Middle-east Arab News Opinion | Asharq Al-awsat

Police say 12 killed in NW Pakistan suicide attack | ASHARQ AL-AWSAT English Archive 2005 -2017
Select Page

ISLAMABAD (AP) – A suicide bomber targeted Shiite Muslims on two buses in northwestern Pakistan on Friday, killing 12 people and wounding 30 in the latest violence to rock the Afghan border region, police said.

The attack may have been motivated by tensions between Pakistan’s majority Sunni Muslims and minority Shiites. The area is also near tribal strongholds of Sunni extremist groups like Taliban and Al Qaeda.

Police official Akram Ullah said the victims were passing through a gas station in the town of Hangu when the lone attacker on foot set off the bomb.

Five people died on the scene, and seven others died at hospitals, he said.
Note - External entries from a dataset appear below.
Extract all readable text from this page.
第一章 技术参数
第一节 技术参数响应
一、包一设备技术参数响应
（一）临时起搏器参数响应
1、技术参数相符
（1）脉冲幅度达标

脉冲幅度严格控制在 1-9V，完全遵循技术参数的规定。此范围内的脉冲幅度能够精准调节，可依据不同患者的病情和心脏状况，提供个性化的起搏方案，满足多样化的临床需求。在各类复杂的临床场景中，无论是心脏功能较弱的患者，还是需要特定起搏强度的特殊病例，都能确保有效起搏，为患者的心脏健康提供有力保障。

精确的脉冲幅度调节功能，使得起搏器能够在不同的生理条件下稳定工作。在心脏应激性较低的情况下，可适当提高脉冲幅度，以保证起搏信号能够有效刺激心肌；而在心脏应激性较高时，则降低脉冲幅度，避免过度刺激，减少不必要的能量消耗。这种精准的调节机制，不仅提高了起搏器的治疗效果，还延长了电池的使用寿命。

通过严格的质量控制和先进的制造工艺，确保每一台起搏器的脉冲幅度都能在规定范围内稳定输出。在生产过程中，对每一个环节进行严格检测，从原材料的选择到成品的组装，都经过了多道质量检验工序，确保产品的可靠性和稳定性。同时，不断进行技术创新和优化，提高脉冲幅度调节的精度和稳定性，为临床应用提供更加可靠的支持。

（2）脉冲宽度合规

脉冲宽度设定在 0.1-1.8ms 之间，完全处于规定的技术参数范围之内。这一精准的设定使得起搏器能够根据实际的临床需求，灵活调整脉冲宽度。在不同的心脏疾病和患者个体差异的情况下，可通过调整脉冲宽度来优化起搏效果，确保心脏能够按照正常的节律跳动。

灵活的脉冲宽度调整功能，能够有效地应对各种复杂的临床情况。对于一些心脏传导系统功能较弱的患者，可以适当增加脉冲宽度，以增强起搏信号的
Pakistan’s northwest has been plagued for years by Islamist extremist violence fueled by anger over the war in Afghanistan and Islamabad’s alliance with Washington. An army offensive that began in October against the Pakistani Taliban spurred attacks that killed more than 600 people. But with the exception of a few attacks on northwest police stations, violence appears to have subsided in recent weeks, an indication that the army operation in the South Waziristan tribal region may be having an impact.

Sectarian tensions are another matter.

Although most of Pakistan’s Sunnis and Shiites live in peace, their extremists have targeted each other’s leaders in violence that dates from well before the Sept. 11, 2001, attacks in the United States that prompted many Islamist militias to turn their guns on Islamabad.

Several of Pakistan’s Sunni extremist groups also are allied with the Taliban and Al Qaeda, who view Shiites as infidels. The Sunni-Shiite schism over the true heir to Islam’s Prophet Muhammad dates to the seventh century.